From one of the CCGP team members working on Capitol Hill: Jill Marie Gerschutz-Bell
Greetings! I have had the privilege of working in CRS’ legislative affairs office for three years now. It was a pleasure to join the team, having written about CRS’ justice lens for my thesis on “Catholic approaches to Peacebuilding” in 2005.
A significant portion of my portfolio requires that I lead on appropriations, which has included the budget battles over the last two years. During the fiscal cliff debates last fall, a staffer from Democratic leadership thanked us for all we were doing with our letter and campaign and told us we could not be on the Hill enough. In addition to protecting poverty-focused humanitarian and development funding, I work with Congress and the Administration to improve the coherence, efficiency and effectiveness of foreign assistance (a.k.a., foreign aid reform). Third, as co-chair of a working group on Afghanistan, I represent CRS in emphasizing the important role of community-based development in Afghanistan and oversight of stabilization programs. Immigration, refugees and trafficking round out my portfolio.
Immigration issues are particularly close to my heart. Having lived an itinerant lifestyle throughout my childhood, the Church has been a refuge for me personally. Working for Casa Alianza in Central America and with migrants in the US illustrated to me the consequences of our broken immigration system. As a fellow with Woodstock Theological Center’s Theology of Migration Project, I co-edited and contributed to And You Welcomed Me: Migration and Catholic Social Teaching. I sincerely hope that the political calculus has changed for the 113th Congress– this debate tests my hope!

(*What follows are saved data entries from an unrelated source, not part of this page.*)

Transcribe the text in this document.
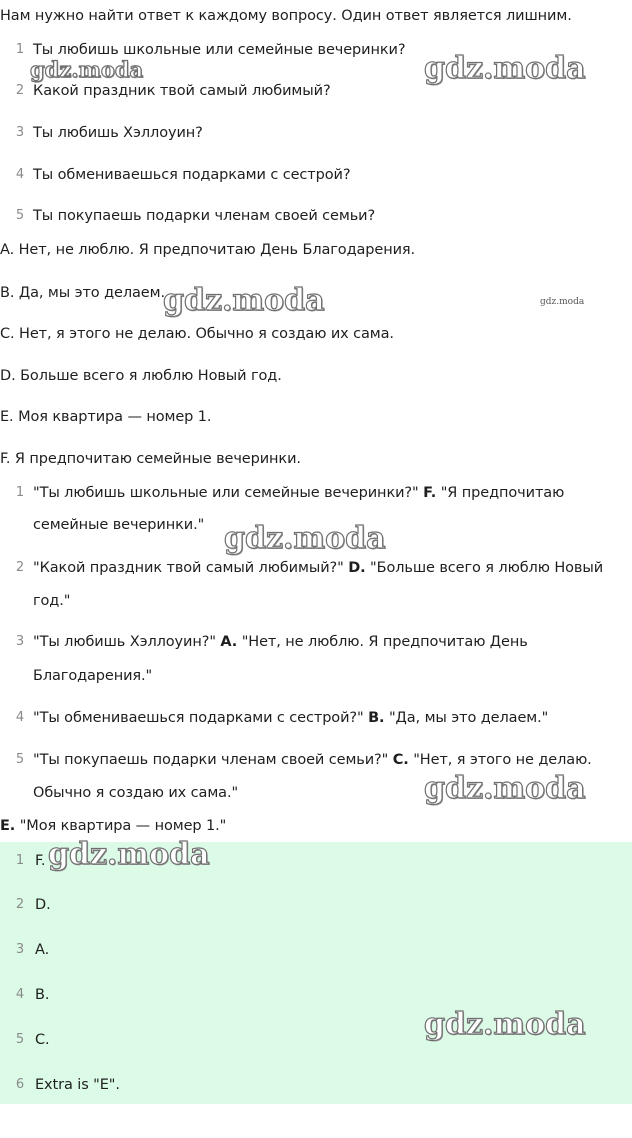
Нам нужно найти ответ к каждому вопросу. Один ответ является лишним.
1 Ты любишь школьные или семейные вечеринки?
2 Какой праздник твой самый любимый?
3 Ты любишь Хэллоуин?
4 Ты обмениваешься подарками с сестрой?
5 Ты покупаешь подарки членам своей семьи?
A. Нет, не люблю. Я предпочитаю День Благодарения.
B. Да, мы это делаем.
C. Нет, я этого не делаю. Обычно я создаю их сама.
D. Больше всего я люблю Новый год.
E. Моя квартира — номер 1.
F. Я предпочитаю семейные вечеринки.
1 "Ты любишь школьные или семейные вечеринки?" F. "Я предпочитаю
семейные вечеринки."
2 "Какой праздник твой самый любимый?" D. "Больше всего я люблю Новый
год."
3 "Ты любишь Хэллоуин?" A. "Нет, не люблю. Я предпочитаю День
Благодарения."
4 "Ты обмениваешься подарками с сестрой?" B. "Да, мы это делаем."
5 "Ты покупаешь подарки членам своей семьи?" C. "Нет, я этого не делаю.
Обычно я создаю их сама."
E. "Моя квартира — номер 1."
1 F.
2 D.
3 A.
4 B.
5 C.
6 Extra is "E".
gdz.moda	gdz.moda
gdz.moda	gdz.moda
gdz.moda
gdz.moda
gdz.moda
gdz.moda
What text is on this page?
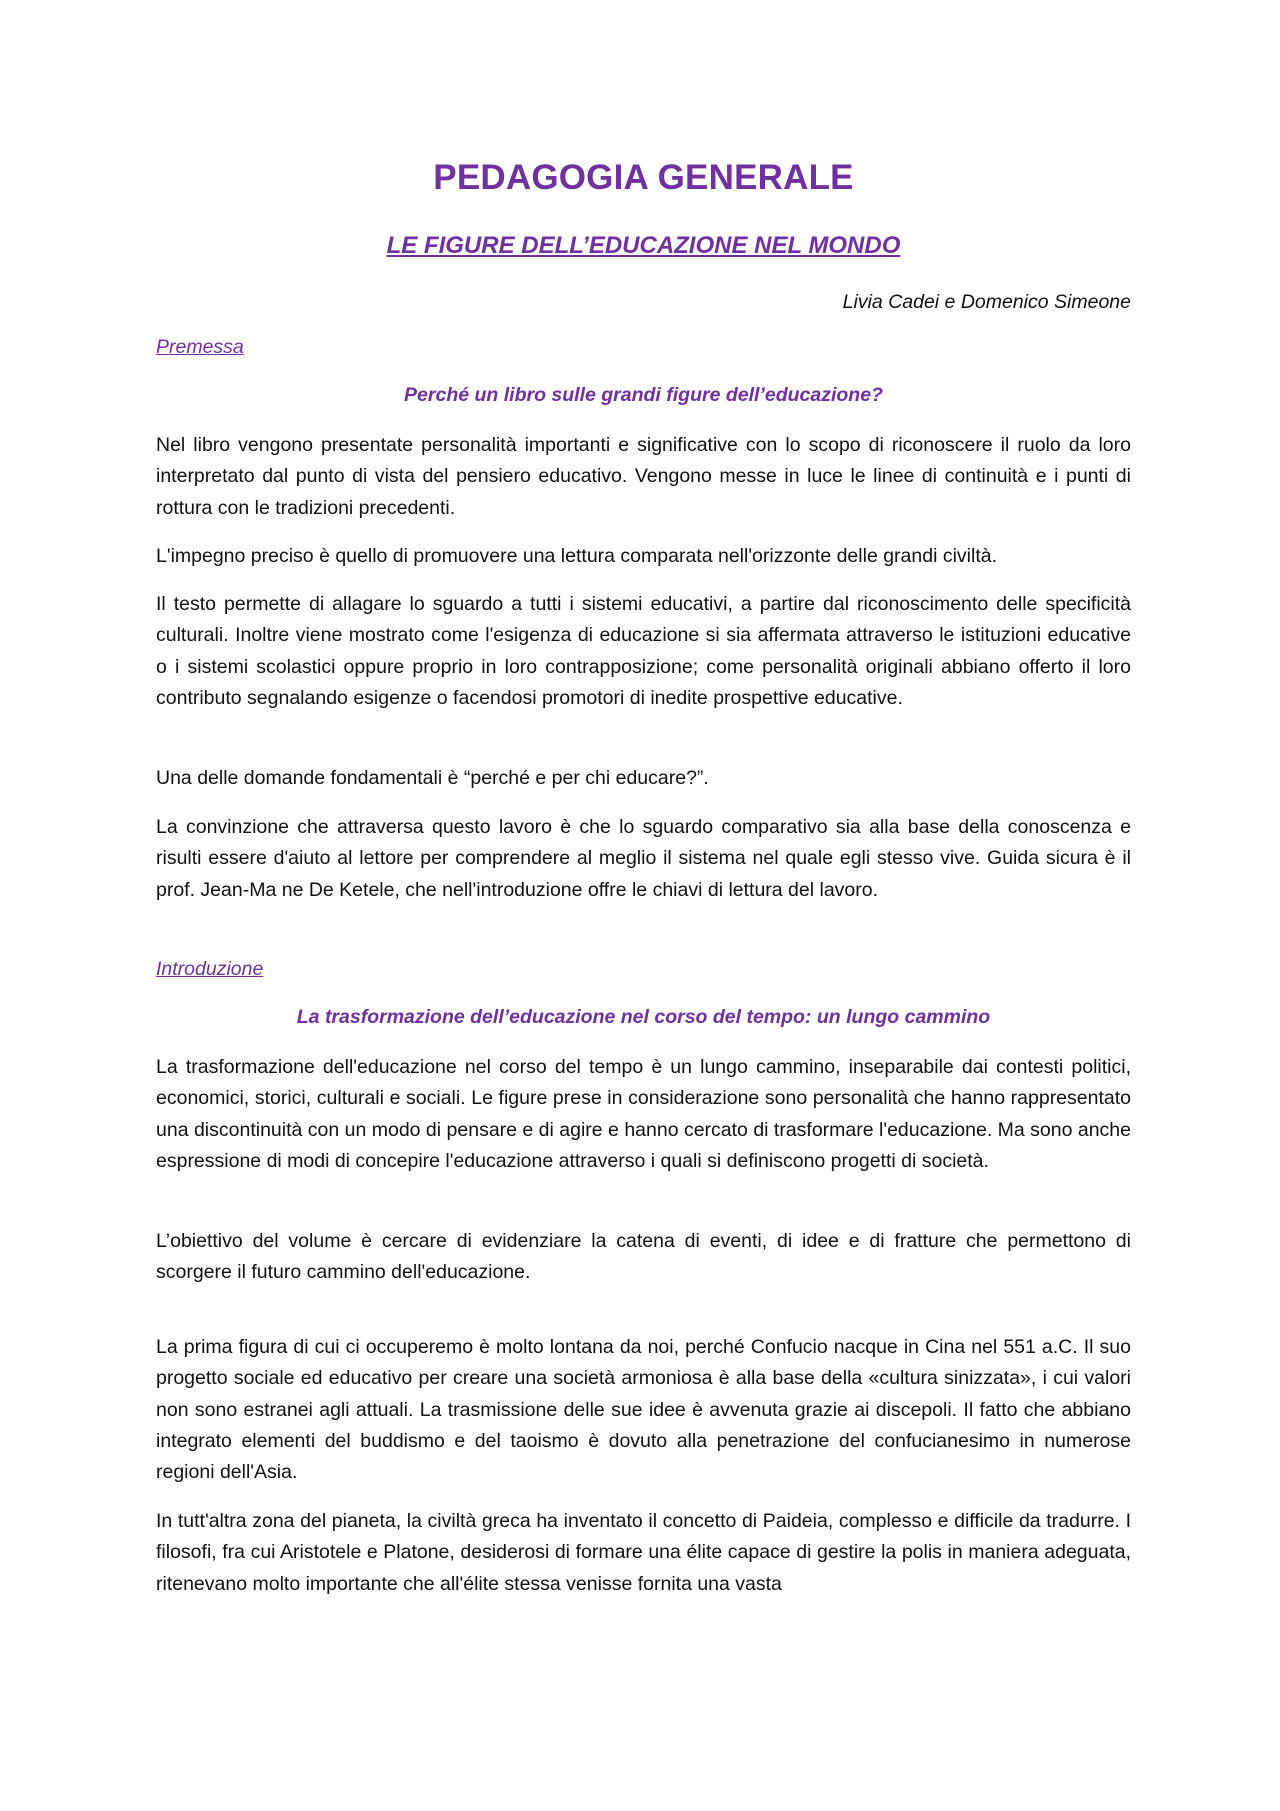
PEDAGOGIA GENERALE
LE FIGURE DELL’EDUCAZIONE NEL MONDO

Livia Cadei e Domenico Simeone

Premessa

Perché un libro sulle grandi figure dell’educazione?

Nel libro vengono presentate personalità importanti e significative con lo scopo di riconoscere il ruolo da loro interpretato dal punto di vista del pensiero educativo. Vengono messe in luce le linee di continuità e i punti di rottura con le tradizioni precedenti.

L'impegno preciso è quello di promuovere una lettura comparata nell'orizzonte delle grandi civiltà.

Il testo permette di allagare lo sguardo a tutti i sistemi educativi, a partire dal riconoscimento delle specificità culturali. Inoltre viene mostrato come l'esigenza di educazione si sia affermata attraverso le istituzioni educative o i sistemi scolastici oppure proprio in loro contrapposizione; come personalità originali abbiano offerto il loro contributo segnalando esigenze o facendosi promotori di inedite prospettive educative.

Una delle domande fondamentali è “perché e per chi educare?”.

La convinzione che attraversa questo lavoro è che lo sguardo comparativo sia alla base della conoscenza e risulti essere d'aiuto al lettore per comprendere al meglio il sistema nel quale egli stesso vive. Guida sicura è il prof. Jean-Ma ne De Ketele, che nell'introduzione offre le chiavi di lettura del lavoro.

Introduzione

La trasformazione dell’educazione nel corso del tempo: un lungo cammino

La trasformazione dell'educazione nel corso del tempo è un lungo cammino, inseparabile dai contesti politici, economici, storici, culturali e sociali. Le figure prese in considerazione sono personalità che hanno rappresentato una discontinuità con un modo di pensare e di agire e hanno cercato di trasformare l'educazione. Ma sono anche espressione di modi di concepire l'educazione attraverso i quali si definiscono progetti di società.

L’obiettivo del volume è cercare di evidenziare la catena di eventi, di idee e di fratture che permettono di scorgere il futuro cammino dell'educazione.

La prima figura di cui ci occuperemo è molto lontana da noi, perché Confucio nacque in Cina nel 551 a.C. Il suo progetto sociale ed educativo per creare una società armoniosa è alla base della «cultura sinizzata», i cui valori non sono estranei agli attuali. La trasmissione delle sue idee è avvenuta grazie ai discepoli. Il fatto che abbiano integrato elementi del buddismo e del taoismo è dovuto alla penetrazione del confucianesimo in numerose regioni dell'Asia.

In tutt'altra zona del pianeta, la civiltà greca ha inventato il concetto di Paideia, complesso e difficile da tradurre. I filosofi, fra cui Aristotele e Platone, desiderosi di formare una élite capace di gestire la polis in maniera adeguata, ritenevano molto importante che all'élite stessa venisse fornita una vasta
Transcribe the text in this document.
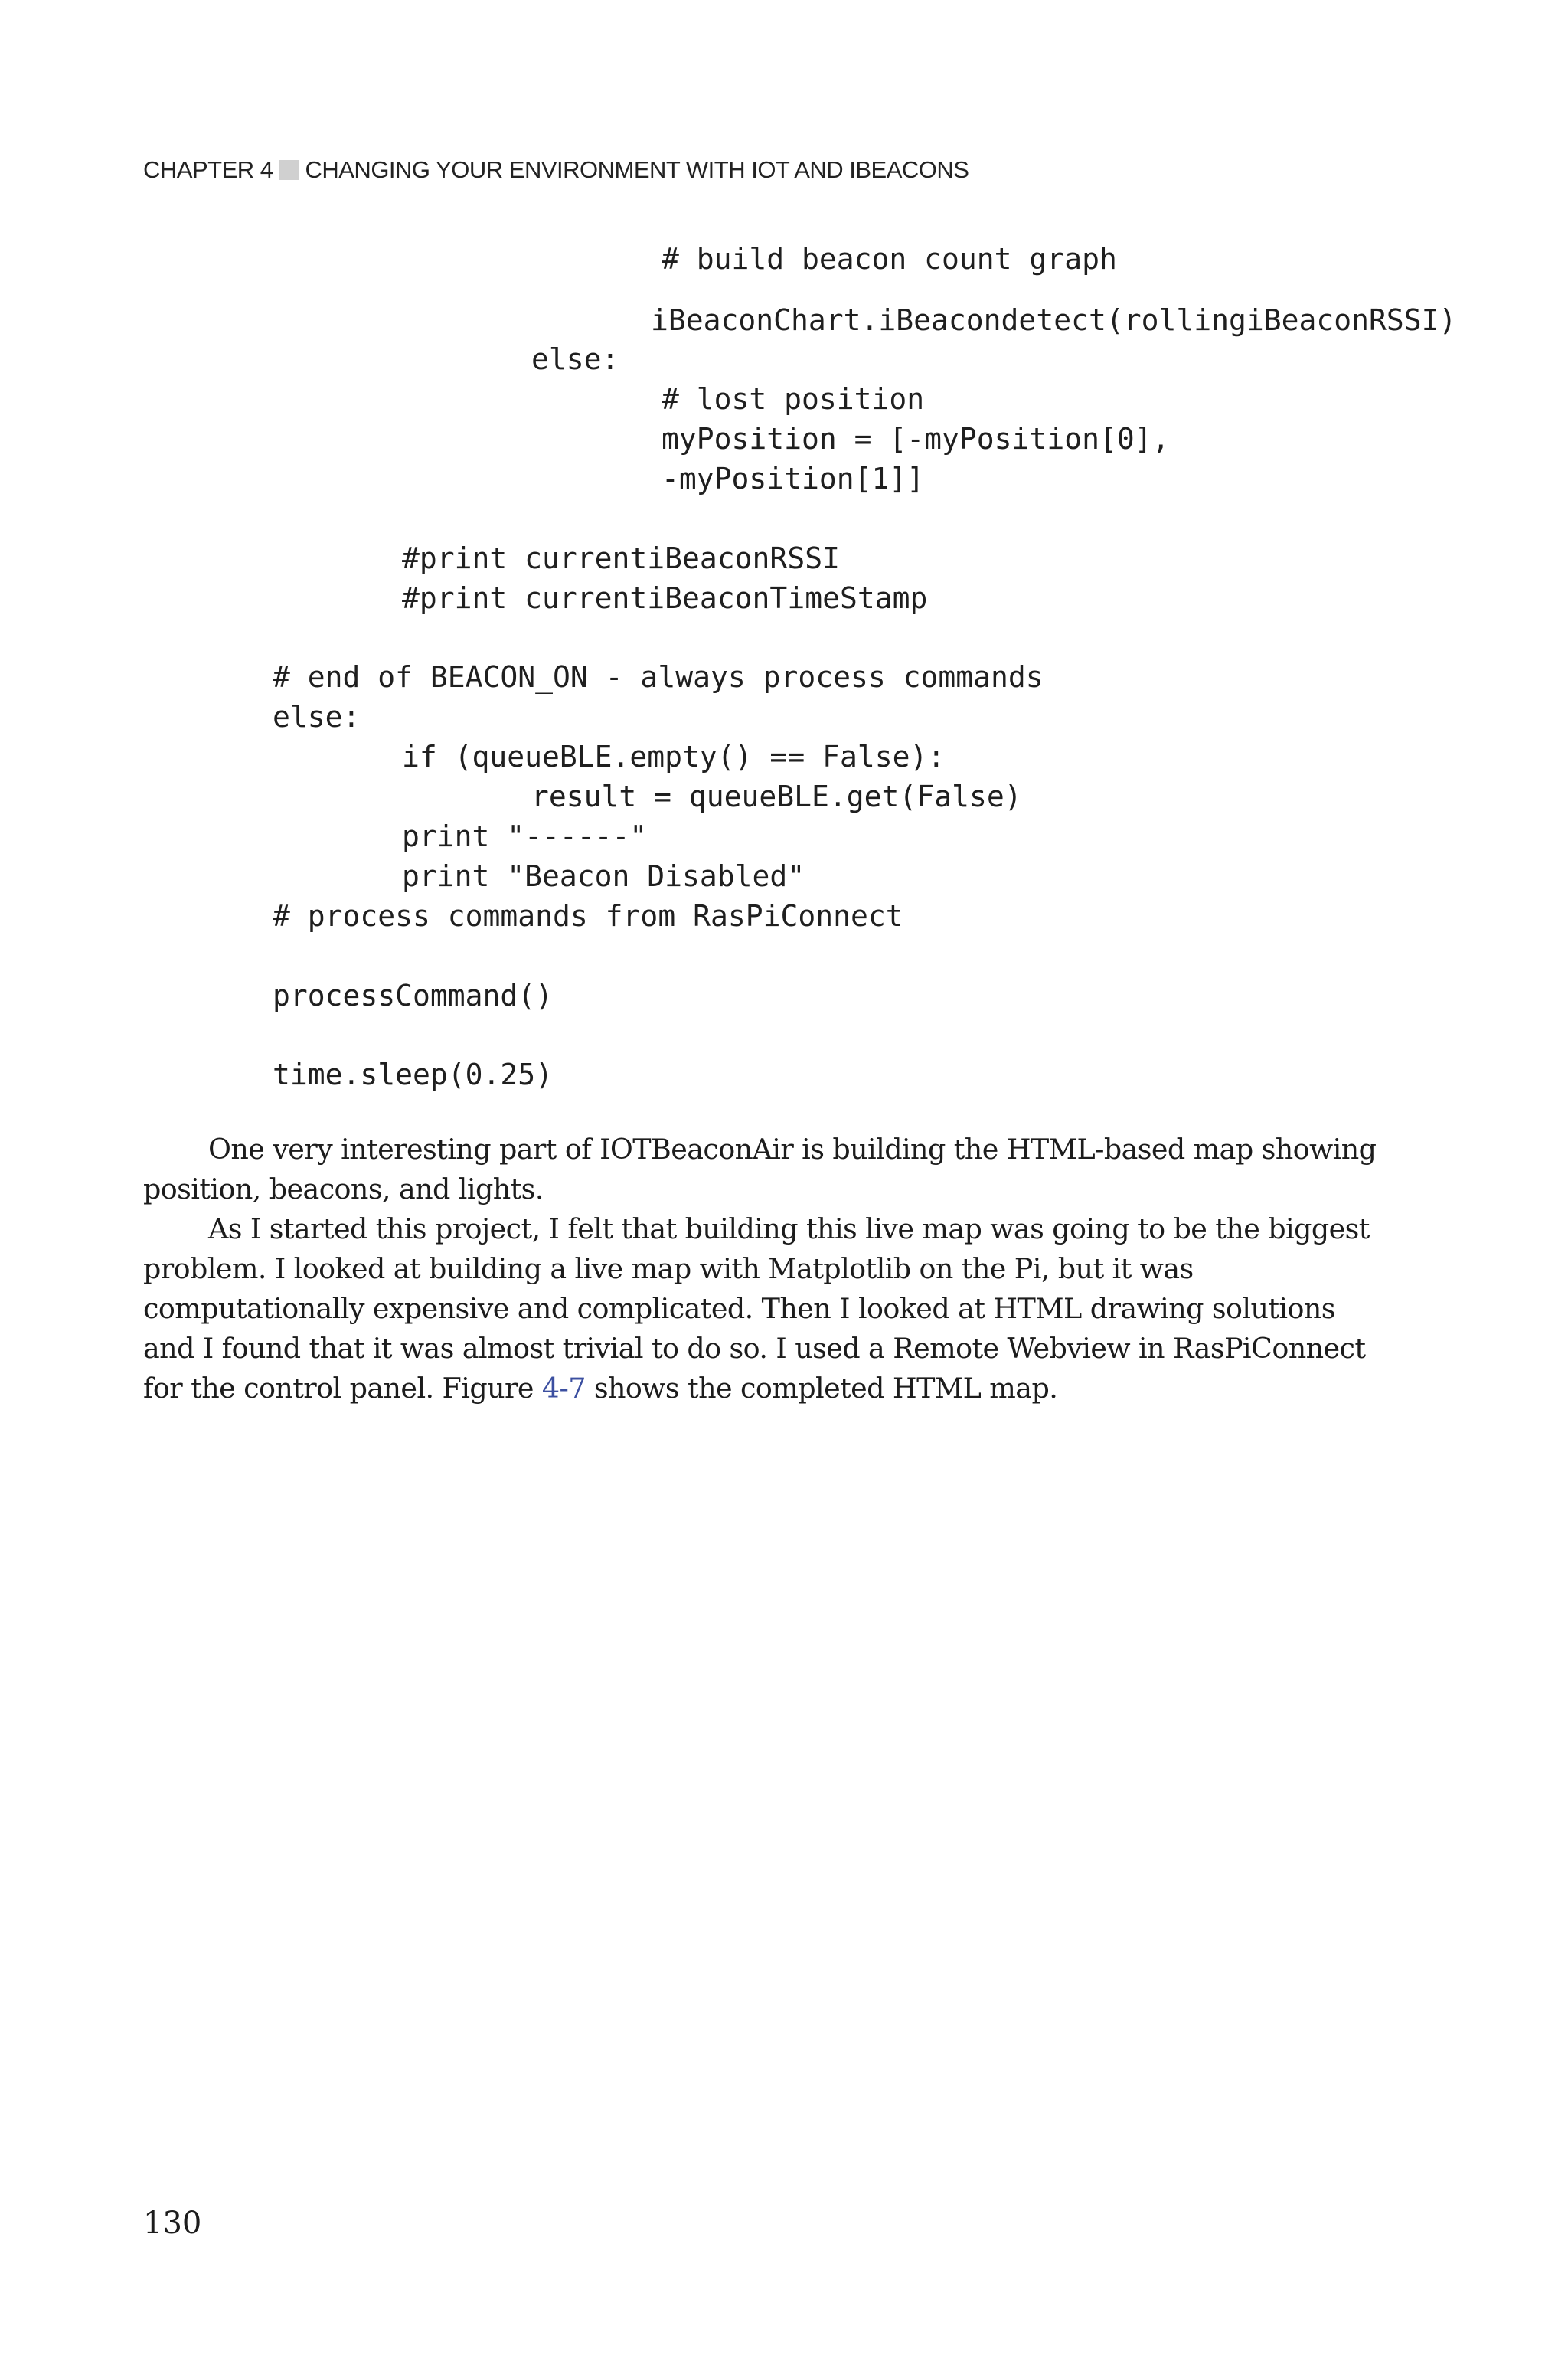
CHAPTER 4 CHANGING YOUR ENVIRONMENT WITH IOT AND IBEACONS
# build beacon count graph
iBeaconChart.iBeacondetect(rollingiBeaconRSSI)
else:
# lost position
myPosition = [-myPosition[0],
-myPosition[1]]
#print currentiBeaconRSSI
#print currentiBeaconTimeStamp
# end of BEACON_ON - always process commands
else:
if (queueBLE.empty() == False):
result = queueBLE.get(False)
print "------"
print "Beacon Disabled"
# process commands from RasPiConnect
processCommand()
time.sleep(0.25)

One very interesting part of IOTBeaconAir is building the HTML-based map showing position, beacons, and lights.

As I started this project, I felt that building this live map was going to be the biggest problem. I looked at building a live map with Matplotlib on the Pi, but it was computationally expensive and complicated. Then I looked at HTML drawing solutions and I found that it was almost trivial to do so. I used a Remote Webview in RasPiConnect for the control panel. Figure 4-7 shows the completed HTML map.

130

It is a particular joy for me to work with advocates across the country. For one, as outreach coordinator at the Jesuit Conference I developed great respect for all of the incredible work and advocacy happening at the local and state levels. Education and outreach build the kind of culture that dignifies not only the poor and marginalized, but all of us. Secondly, I know that constituents are a critical part of our influence in DC. (Our field experience and Church teaching are two other critical components). At breakfast recently with a Member of Congress, he noted how hearing independently from six constituents in his district felt like a tidal wave of public opinion. Despite the reluctance with which some people view organized religion these days, our potential as Church to influence our government is incredible. Every time someone weighs in with a legislator as part of the CRS community I feel we are sowing another seed to build God’s Kingdom.